The Hatching, by Ezekiel Boone****

thehatching I was never afraid of spiders until I read this book. Thanks to Boone’s monstrous, boisterous, hair-raising new novel, I now eye the ceiling for wolf spiders that hunt at night just before I fall asleep…and I usually find one. I received this DRC in advance thanks to Net Galley and Atria Books, in exchange for this honest review. This book goes up for sale July 5, 2016 and frankly, I don’t know how you’re going to wait that long!

Right at the start, something has gone very wrong.  In Peru, a shadow falls upon a group of helpless tourists and devours them with breathtaking speed. Soon thereafter, China tells the world that it has inadvertently nuked one of its own villages. Just an accident; terribly sorry. Please don’t push that button, because we aren’t gunning for you, oh mighty imperialist powers.

When a bizarre package arrives at the laboratory of Melanie Guyer, she immediately tucks its contents into an glass tank where it can be watched in a secure environment. There. See now, that’s sensible. And yet…

Clear on the other side of the continent, the greater Los Angeles area finds itself under quarantine. With a finger to the wind, one soldier in charge of the containment eyes the razor wire and holding pens springing up and decides to make a break for it while he can. He powers the hell through the closed gate, because there’s a time to sacrifice for one’s country, but there’s also a time to save yourself first:

    He took the last few steps to the truck and had his hand on the door handle  when  he  heard the sound.  It was a sort of scraping…and he noticed there was something wrong …with the shadows. Over there, maybe twenty paces away, one of the shadows seemed to be moving a little, pulsing. He watched it, fascinated, and it wasn’t until a thread of black seemed to fall out of the shadow and unspool toward him that he broke from his reverie.

Uh oh.

However, survivalists in Desperation, California aren’t panicked; they’re gloating. All that preparation for doomsday, and now it’s here. Let’s have a party! The doors are sealed against radiation, against spiders, against whatever. The dog has even been trained to go potty on a little piece of Astroturf. They are so ready.

I wasn’t sure I liked this book at first. The moment when the first spider popped out of the first human host, I made a note in my e-reader saying this is just another version of the 1970’s movie Alien, but with spiders. Still, I continued to read.

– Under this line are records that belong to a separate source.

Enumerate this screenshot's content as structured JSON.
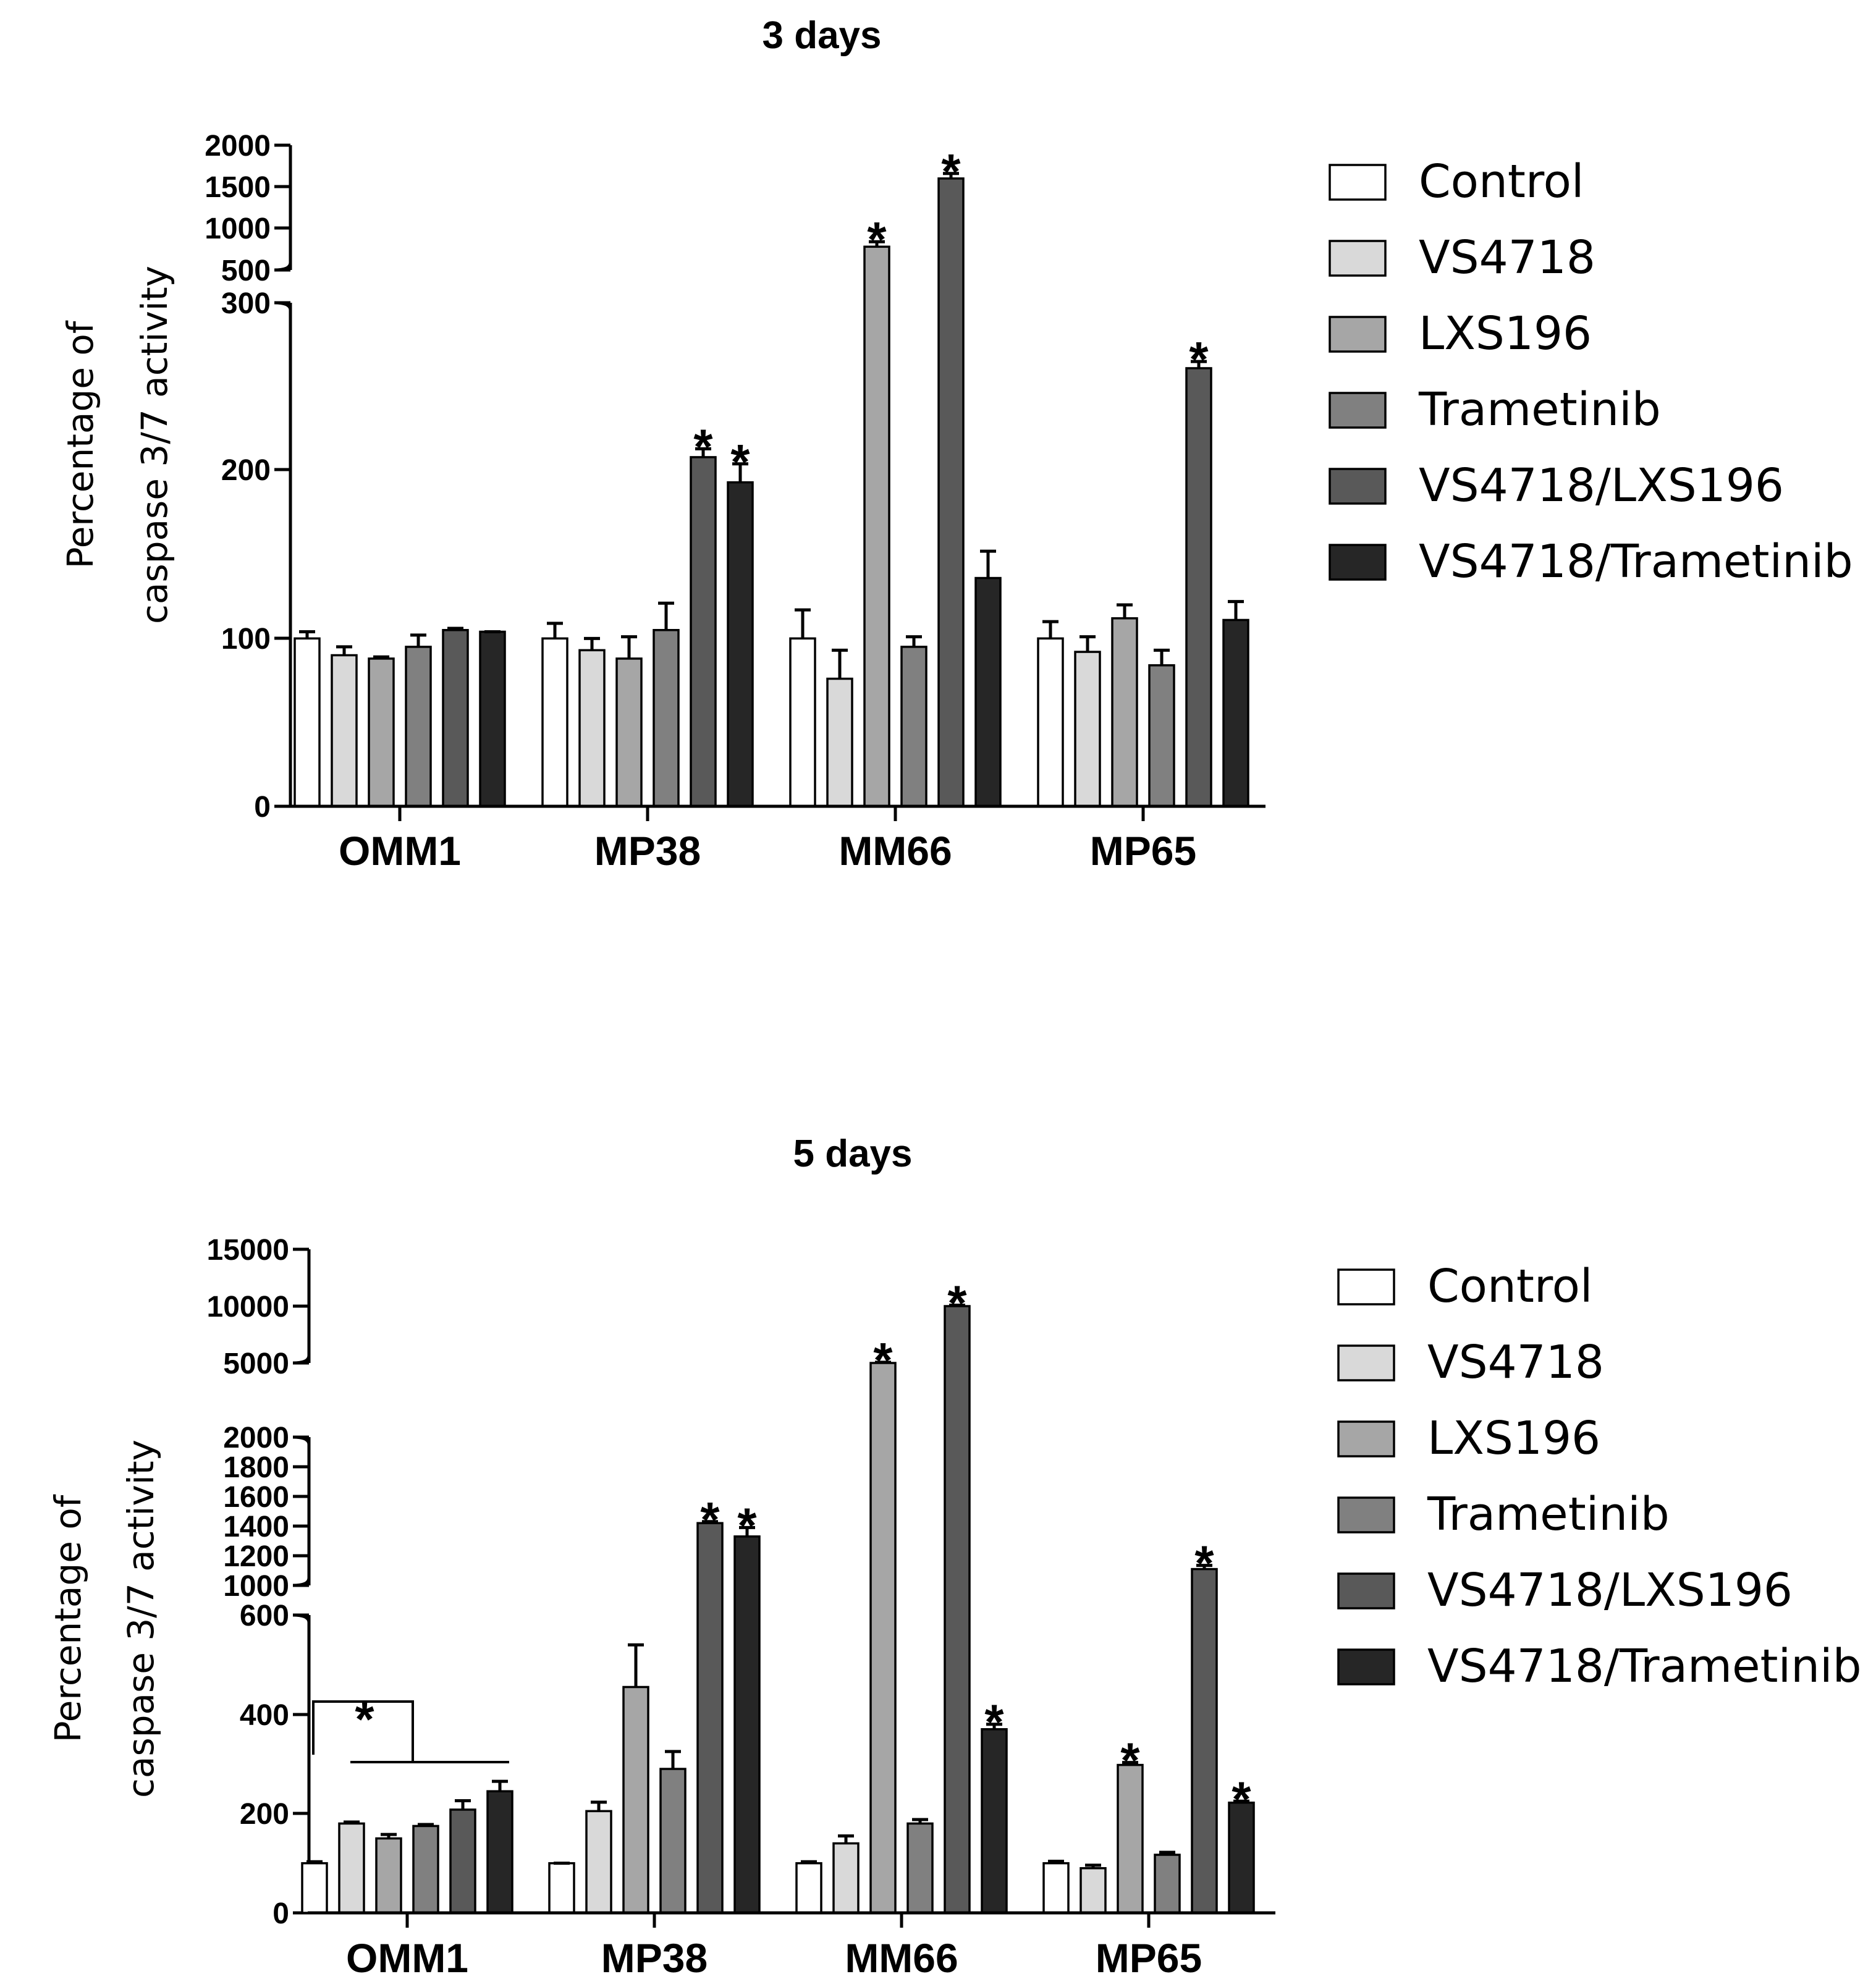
{
  "chart_data": [
    {
      "type": "bar",
      "title": "3 days",
      "ylabel_lines": [
        "Percentage of",
        "caspase 3/7 activity"
      ],
      "categories": [
        "OMM1",
        "MP38",
        "MM66",
        "MP65"
      ],
      "axis_breaks": [
        {
          "range": [
            0,
            300
          ],
          "ticks": [
            "0",
            "100",
            "200",
            "300"
          ]
        },
        {
          "range": [
            500,
            2000
          ],
          "ticks": [
            "500",
            "1000",
            "1500",
            "2000"
          ]
        }
      ],
      "series": [
        {
          "name": "Control",
          "color": "#ffffff",
          "values": [
            100,
            100,
            100,
            100
          ],
          "errors": [
            4,
            9,
            17,
            10
          ],
          "significant": [
            false,
            false,
            false,
            false
          ]
        },
        {
          "name": "VS4718",
          "color": "#d9d9d9",
          "values": [
            90,
            93,
            76,
            92
          ],
          "errors": [
            5,
            7,
            17,
            9
          ],
          "significant": [
            false,
            false,
            false,
            false
          ]
        },
        {
          "name": "LXS196",
          "color": "#a6a6a6",
          "values": [
            88,
            88,
            780,
            112
          ],
          "errors": [
            1,
            13,
            60,
            8
          ],
          "significant": [
            false,
            false,
            true,
            false
          ]
        },
        {
          "name": "Trametinib",
          "color": "#808080",
          "values": [
            95,
            105,
            95,
            84
          ],
          "errors": [
            7,
            16,
            6,
            9
          ],
          "significant": [
            false,
            false,
            false,
            false
          ]
        },
        {
          "name": "VS4718/LXS196",
          "color": "#595959",
          "values": [
            105,
            208,
            1600,
            261
          ],
          "errors": [
            1,
            5,
            60,
            4
          ],
          "significant": [
            false,
            true,
            true,
            true
          ]
        },
        {
          "name": "VS4718/Trametinib",
          "color": "#262626",
          "values": [
            104,
            193,
            136,
            111
          ],
          "errors": [
            0,
            11,
            16,
            11
          ],
          "significant": [
            false,
            true,
            false,
            false
          ]
        }
      ],
      "annotations": {
        "star": "*"
      }
    },
    {
      "type": "bar",
      "title": "5 days",
      "ylabel_lines": [
        "Percentage of",
        "caspase 3/7 activity"
      ],
      "categories": [
        "OMM1",
        "MP38",
        "MM66",
        "MP65"
      ],
      "axis_breaks": [
        {
          "range": [
            0,
            600
          ],
          "ticks": [
            "0",
            "200",
            "400",
            "600"
          ]
        },
        {
          "range": [
            1000,
            2000
          ],
          "ticks": [
            "1000",
            "1200",
            "1400",
            "1600",
            "1800",
            "2000"
          ]
        },
        {
          "range": [
            5000,
            15000
          ],
          "ticks": [
            "5000",
            "10000",
            "15000"
          ]
        }
      ],
      "series": [
        {
          "name": "Control",
          "color": "#ffffff",
          "values": [
            100,
            100,
            100,
            100
          ],
          "errors": [
            3,
            0,
            3,
            4
          ],
          "significant": [
            false,
            false,
            false,
            false
          ]
        },
        {
          "name": "VS4718",
          "color": "#d9d9d9",
          "values": [
            180,
            205,
            140,
            90
          ],
          "errors": [
            3,
            18,
            15,
            6
          ],
          "significant": [
            false,
            false,
            false,
            false
          ]
        },
        {
          "name": "LXS196",
          "color": "#a6a6a6",
          "values": [
            150,
            455,
            5000,
            298
          ],
          "errors": [
            8,
            85,
            60,
            5
          ],
          "significant": [
            false,
            false,
            true,
            true
          ]
        },
        {
          "name": "Trametinib",
          "color": "#808080",
          "values": [
            175,
            290,
            180,
            117
          ],
          "errors": [
            3,
            35,
            8,
            5
          ],
          "significant": [
            false,
            false,
            false,
            false
          ]
        },
        {
          "name": "VS4718/LXS196",
          "color": "#595959",
          "values": [
            208,
            1420,
            10000,
            1110
          ],
          "errors": [
            18,
            10,
            80,
            25
          ],
          "significant": [
            false,
            true,
            true,
            true
          ]
        },
        {
          "name": "VS4718/Trametinib",
          "color": "#262626",
          "values": [
            245,
            1330,
            370,
            222
          ],
          "errors": [
            20,
            60,
            10,
            3
          ],
          "significant": [
            false,
            true,
            true,
            true
          ]
        }
      ],
      "annotations": {
        "star": "*",
        "bracket_star": "*"
      }
    }
  ]
}
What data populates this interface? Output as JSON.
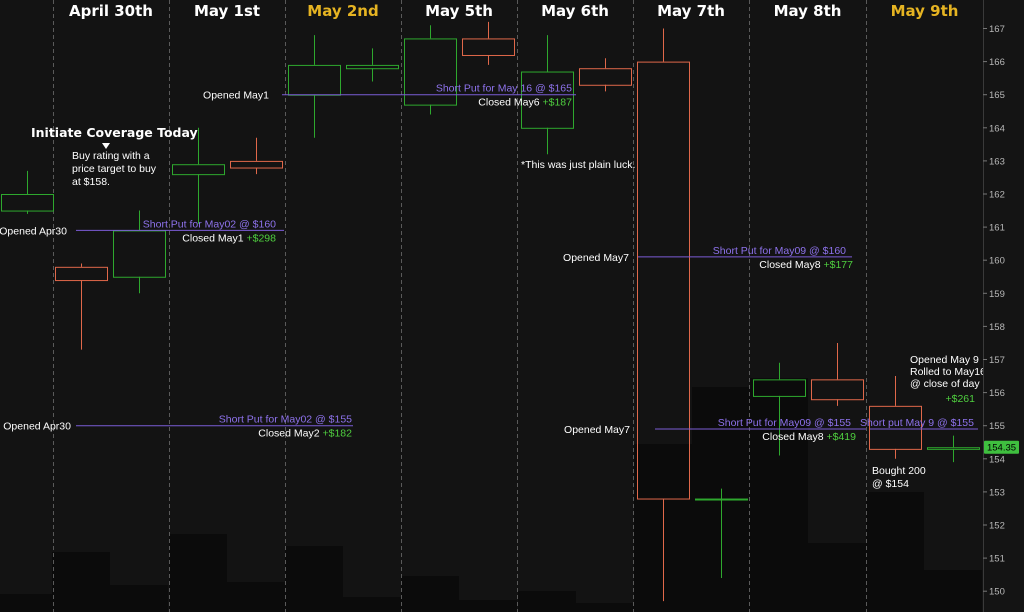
{
  "chart_data": {
    "type": "candlestick",
    "days": [
      {
        "label": "April 30th",
        "highlight": false
      },
      {
        "label": "May 1st",
        "highlight": false
      },
      {
        "label": "May 2nd",
        "highlight": true
      },
      {
        "label": "May 5th",
        "highlight": false
      },
      {
        "label": "May 6th",
        "highlight": false
      },
      {
        "label": "May 7th",
        "highlight": false
      },
      {
        "label": "May 8th",
        "highlight": false
      },
      {
        "label": "May 9th",
        "highlight": true
      }
    ],
    "ylim": [
      149.5,
      167.5
    ],
    "y_ticks": [
      150,
      151,
      152,
      153,
      154,
      155,
      156,
      157,
      158,
      159,
      160,
      161,
      162,
      163,
      164,
      165,
      166,
      167
    ],
    "candles": [
      {
        "day": 0,
        "slot": 0,
        "open": 161.5,
        "high": 162.7,
        "low": 161.4,
        "close": 162.0
      },
      {
        "day": 0,
        "slot": 1,
        "open": 159.8,
        "high": 159.9,
        "low": 157.3,
        "close": 159.4
      },
      {
        "day": 0,
        "slot": 2,
        "open": 159.5,
        "high": 161.5,
        "low": 159.0,
        "close": 160.9
      },
      {
        "day": 1,
        "slot": 0,
        "open": 162.6,
        "high": 164.0,
        "low": 161.1,
        "close": 162.9
      },
      {
        "day": 1,
        "slot": 1,
        "open": 163.0,
        "high": 163.7,
        "low": 162.6,
        "close": 162.8
      },
      {
        "day": 2,
        "slot": 0,
        "open": 165.0,
        "high": 166.8,
        "low": 163.7,
        "close": 165.9
      },
      {
        "day": 2,
        "slot": 1,
        "open": 165.8,
        "high": 166.4,
        "low": 165.4,
        "close": 165.9
      },
      {
        "day": 3,
        "slot": 0,
        "open": 164.7,
        "high": 167.1,
        "low": 164.4,
        "close": 166.7
      },
      {
        "day": 3,
        "slot": 1,
        "open": 166.7,
        "high": 167.2,
        "low": 165.9,
        "close": 166.2
      },
      {
        "day": 4,
        "slot": 0,
        "open": 164.0,
        "high": 166.8,
        "low": 163.2,
        "close": 165.7
      },
      {
        "day": 4,
        "slot": 1,
        "open": 165.8,
        "high": 166.1,
        "low": 165.1,
        "close": 165.3
      },
      {
        "day": 5,
        "slot": 0,
        "open": 166.0,
        "high": 167.0,
        "low": 149.7,
        "close": 152.8
      },
      {
        "day": 5,
        "slot": 1,
        "open": 152.8,
        "high": 153.1,
        "low": 150.4,
        "close": 152.8
      },
      {
        "day": 6,
        "slot": 0,
        "open": 155.9,
        "high": 156.9,
        "low": 154.1,
        "close": 156.4
      },
      {
        "day": 6,
        "slot": 1,
        "open": 156.4,
        "high": 157.5,
        "low": 155.6,
        "close": 155.8
      },
      {
        "day": 7,
        "slot": 0,
        "open": 155.6,
        "high": 156.5,
        "low": 154.0,
        "close": 154.3
      },
      {
        "day": 7,
        "slot": 1,
        "open": 154.3,
        "high": 154.7,
        "low": 153.9,
        "close": 154.35
      }
    ],
    "volume_bars": [
      {
        "day": 0,
        "slot": 0,
        "level": 0.06
      },
      {
        "day": 0,
        "slot": 1,
        "level": 0.2
      },
      {
        "day": 0,
        "slot": 2,
        "level": 0.09
      },
      {
        "day": 1,
        "slot": 0,
        "level": 0.26
      },
      {
        "day": 1,
        "slot": 1,
        "level": 0.1
      },
      {
        "day": 2,
        "slot": 0,
        "level": 0.22
      },
      {
        "day": 2,
        "slot": 1,
        "level": 0.05
      },
      {
        "day": 3,
        "slot": 0,
        "level": 0.12
      },
      {
        "day": 3,
        "slot": 1,
        "level": 0.04
      },
      {
        "day": 4,
        "slot": 0,
        "level": 0.07
      },
      {
        "day": 4,
        "slot": 1,
        "level": 0.03
      },
      {
        "day": 5,
        "slot": 0,
        "level": 0.56
      },
      {
        "day": 5,
        "slot": 1,
        "level": 0.75
      },
      {
        "day": 6,
        "slot": 0,
        "level": 0.78
      },
      {
        "day": 6,
        "slot": 1,
        "level": 0.23
      },
      {
        "day": 7,
        "slot": 0,
        "level": 0.4
      },
      {
        "day": 7,
        "slot": 1,
        "level": 0.14
      }
    ],
    "last_price": "154.35",
    "last_price_value": 154.35,
    "trades": [
      {
        "price": 160.9,
        "from_day": 0,
        "to_day": 1,
        "opened": "Opened Apr30",
        "label": "Short Put for May02 @ $160",
        "closed": "Closed May1",
        "profit": "+$298"
      },
      {
        "price": 155.0,
        "from_day": 0,
        "to_day": 2,
        "opened": "Opened Apr30",
        "label": "Short Put for May02 @ $155",
        "closed": "Closed May2",
        "profit": "+$182"
      },
      {
        "price": 165.0,
        "from_day": 2,
        "to_day": 4,
        "opened": "Opened May1",
        "label": "Short Put for May 16 @ $165",
        "closed": "Closed May6",
        "profit": "+$187"
      },
      {
        "price": 160.1,
        "from_day": 5,
        "to_day": 6,
        "opened": "Opened May7",
        "label": "Short Put for May09 @ $160",
        "closed": "Closed May8",
        "profit": "+$177"
      },
      {
        "price": 154.9,
        "from_day": 5,
        "to_day": 6,
        "opened": "Opened May7",
        "label": "Short Put for May09 @ $155",
        "closed": "Closed May8",
        "profit": "+$419"
      },
      {
        "price": 154.9,
        "from_day": 7,
        "to_day": 7,
        "opened": "",
        "label": "Short put May 9 @ $155",
        "closed": "",
        "profit": ""
      }
    ],
    "notes": {
      "coverage_title": "Initiate Coverage Today",
      "coverage_body": [
        "Buy rating with a",
        "price target to buy",
        "at $158."
      ],
      "luck": "*This was just plain luck.",
      "roll": [
        "Opened May 9",
        "Rolled to May16",
        "@ close of day"
      ],
      "roll_profit": "+$261",
      "bought": [
        "Bought 200",
        "@ $154"
      ]
    },
    "colors": {
      "up": "#2ea82e",
      "down": "#e0684a",
      "trade_line": "#7b5cd6",
      "trade_label": "#8e72ec",
      "profit": "#4fcf3f",
      "day_label": "#ffffff",
      "day_label_highlight": "#e6b422",
      "last_price_badge": "#3fbf3f",
      "volume": "#0b0b0b"
    }
  }
}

When the president of the United States asks quite seriously whether zombies are involved, right around the halfway mark, I wanted to throw my kindle across the bedroom. If it had been a library book, I would have slammed it shut and put it in my tote bag to return first thing in the morning. But it wasn’t a library book, it was a DRC, and so I had an obligation, and I gritted my teeth (president. Zombies! My ass,) and continued reading. And I am really glad I did, friends, because it got so much better.

Let’s go back to the movie Alien. For those unacquainted with this cult classic, the story devolves around aliens that seek human hosts. The setting of Alien is a space ship, so they’re a very long way from home and help; yet they are also contained.  And as I read on, I realized that in Boone’s setting—the entire planet—there are so many more possibilities. I hit about the sixty percent mark and had to munch my way through the rest, if you’ll pardon the expression, until the very last page was done.

I found myself pondering the possibility of a sequel.

I nearly tacked on the fifth star, because this was tremendously entertaining, and Boone breaks up the horror with odd places, few and unexpected, that are laugh-out-loud funny. But then I reflected on the fact that I rated every single thing Michael Crichton ever wrote as four stars, and I see this quirky, horrifying, delicious novel as on a par with Crichton. Rather than hustle back and re-rate everything Crichton ever wrote, which would be a bit impulsive, I stuck to the four star standard.

There’s no explicit sex here, but there’s plenty of gore. Those that love good horror and science fiction should snap this book up right away. And if one is looking for a summer read to keep your nerdy teen out of trouble for a hot minute over the summer, this is a good choice for that set also.

But you’ll never see a spider web in quite the same way once you’ve read it!

Huge fun for anyone not already genuinely afraid of spiders.